Their story prompt: Please tell a story about a time when you had to choose between protecting the environment and maintaining a livelihood. Include if/how individuals or organizations were involved in the conflict.
- Partnership for Every Child (Ukraine): Our vision is the world where every child grows up in a lovely and secure family. Mission. We professionally assist families, communities and governments in their work to ensure the rights of every child to live and develop in safe and secure family environments. Our main focus until 2015 is to prevent separation of children from families and placement in institutional care; support and strengthening parental capacities of vulnerable families; support to children leaving care.
Their story prompt: (They plan to use the standard story question to learn about youth needs in their program)
- Tanzania Development Trust (Tanzania): The Trust Deed of 1975 says “The objects of the Trust shall be to relieve poverty and sickness among the people of Tanzania by means of the development of education, health and other social services, the improvement of water supplies and other communal facilities and the promotion of self- help activities.” Interpreting the Trust Deed for the needs of the 21st Century we add: “In making grants, the Trust tries to promote equal opportunities and projects which improve the environment”.
Their story prompt: Standard story prompt
- Vacha Charitable Trust (India): Our mission is to focus on issues of women and girls through educational programmes, resource creation, research, training, campaigns, networking and advocacy. Our vision is of a world without exploitation, oppression, discrimination and injustice against women or any other section of society.
Their story prompt: Standard story prompt
- Vijana Amani Pamoja (Kenya): VAP’s mission is to integrate social and economic values through football/soccer by creating a proactive health environment.
Their story prompt: Standard story prompt
- London Youth organization helps thousands of teens in the city. They measure impact as improved self-confidence, educational attainment, and long-term community involvement. Their programs help young people get “back on track” and help them find fulfilling careers.

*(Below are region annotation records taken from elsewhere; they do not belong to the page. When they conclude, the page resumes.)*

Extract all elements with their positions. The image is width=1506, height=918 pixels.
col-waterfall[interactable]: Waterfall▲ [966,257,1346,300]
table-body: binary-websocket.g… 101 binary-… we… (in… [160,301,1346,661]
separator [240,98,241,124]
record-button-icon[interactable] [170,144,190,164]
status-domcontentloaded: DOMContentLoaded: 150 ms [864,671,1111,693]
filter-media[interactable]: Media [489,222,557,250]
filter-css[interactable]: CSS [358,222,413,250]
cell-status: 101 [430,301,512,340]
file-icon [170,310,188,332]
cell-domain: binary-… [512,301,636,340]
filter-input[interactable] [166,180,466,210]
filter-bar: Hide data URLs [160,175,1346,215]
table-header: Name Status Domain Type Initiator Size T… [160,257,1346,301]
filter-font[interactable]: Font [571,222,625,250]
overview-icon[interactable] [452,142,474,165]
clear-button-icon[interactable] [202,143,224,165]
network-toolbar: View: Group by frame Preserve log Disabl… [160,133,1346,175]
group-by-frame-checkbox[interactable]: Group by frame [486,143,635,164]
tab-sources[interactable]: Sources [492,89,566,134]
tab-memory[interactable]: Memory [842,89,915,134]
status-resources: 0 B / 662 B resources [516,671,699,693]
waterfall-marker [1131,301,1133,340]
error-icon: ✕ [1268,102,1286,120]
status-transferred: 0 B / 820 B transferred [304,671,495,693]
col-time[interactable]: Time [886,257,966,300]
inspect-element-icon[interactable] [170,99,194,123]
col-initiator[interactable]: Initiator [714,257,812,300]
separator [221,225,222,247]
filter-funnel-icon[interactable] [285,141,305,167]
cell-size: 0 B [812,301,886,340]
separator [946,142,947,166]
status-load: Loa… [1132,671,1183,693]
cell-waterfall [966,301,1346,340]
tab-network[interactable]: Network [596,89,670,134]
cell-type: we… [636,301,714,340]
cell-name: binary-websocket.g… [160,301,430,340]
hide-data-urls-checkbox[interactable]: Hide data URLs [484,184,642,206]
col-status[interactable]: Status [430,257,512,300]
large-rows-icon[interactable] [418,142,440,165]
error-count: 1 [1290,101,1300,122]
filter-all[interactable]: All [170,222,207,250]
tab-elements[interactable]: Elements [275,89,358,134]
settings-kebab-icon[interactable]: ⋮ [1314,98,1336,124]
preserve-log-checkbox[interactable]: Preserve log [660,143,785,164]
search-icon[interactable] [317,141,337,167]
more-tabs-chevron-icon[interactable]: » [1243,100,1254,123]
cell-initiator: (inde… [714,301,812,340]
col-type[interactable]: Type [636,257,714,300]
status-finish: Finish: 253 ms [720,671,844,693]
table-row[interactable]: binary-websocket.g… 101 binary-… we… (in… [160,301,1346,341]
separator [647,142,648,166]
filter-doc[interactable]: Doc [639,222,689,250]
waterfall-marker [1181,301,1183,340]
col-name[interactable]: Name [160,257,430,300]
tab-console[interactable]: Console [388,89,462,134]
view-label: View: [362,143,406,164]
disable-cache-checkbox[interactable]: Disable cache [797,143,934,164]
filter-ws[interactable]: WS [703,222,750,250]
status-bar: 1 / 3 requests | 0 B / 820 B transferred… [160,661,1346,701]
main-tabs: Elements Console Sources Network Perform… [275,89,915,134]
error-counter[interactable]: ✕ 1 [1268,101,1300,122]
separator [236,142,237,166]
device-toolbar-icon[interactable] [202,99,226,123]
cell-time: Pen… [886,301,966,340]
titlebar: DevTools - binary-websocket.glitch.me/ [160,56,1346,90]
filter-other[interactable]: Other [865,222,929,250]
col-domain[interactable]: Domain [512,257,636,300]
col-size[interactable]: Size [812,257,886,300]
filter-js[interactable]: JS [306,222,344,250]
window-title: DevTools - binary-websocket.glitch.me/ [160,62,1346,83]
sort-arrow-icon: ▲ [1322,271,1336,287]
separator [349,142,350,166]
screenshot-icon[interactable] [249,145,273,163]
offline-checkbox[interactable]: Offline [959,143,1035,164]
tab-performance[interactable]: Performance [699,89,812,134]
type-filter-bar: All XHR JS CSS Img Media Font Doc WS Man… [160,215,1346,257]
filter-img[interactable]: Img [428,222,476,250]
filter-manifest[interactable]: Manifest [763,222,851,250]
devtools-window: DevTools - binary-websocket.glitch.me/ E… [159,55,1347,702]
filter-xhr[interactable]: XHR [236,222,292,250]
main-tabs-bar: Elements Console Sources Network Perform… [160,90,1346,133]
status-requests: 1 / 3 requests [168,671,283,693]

Their story prompt: Please tell a story about a time when a young person tried to change something in their area
- An NGO in Botswana works in many communities to curb gender-based violence. Instead of asking about the issue directly, they are trying an indirect way to learn about underlying issues through storytelling.
Their story prompt: Please tell a story about a time when a person or an organization had a conflict or disagreement or problem with money.
- In Japan, IsraAid is running a storytelling project to gather stories about the Japan Earthquake and Tsunami, and how areas are recovering.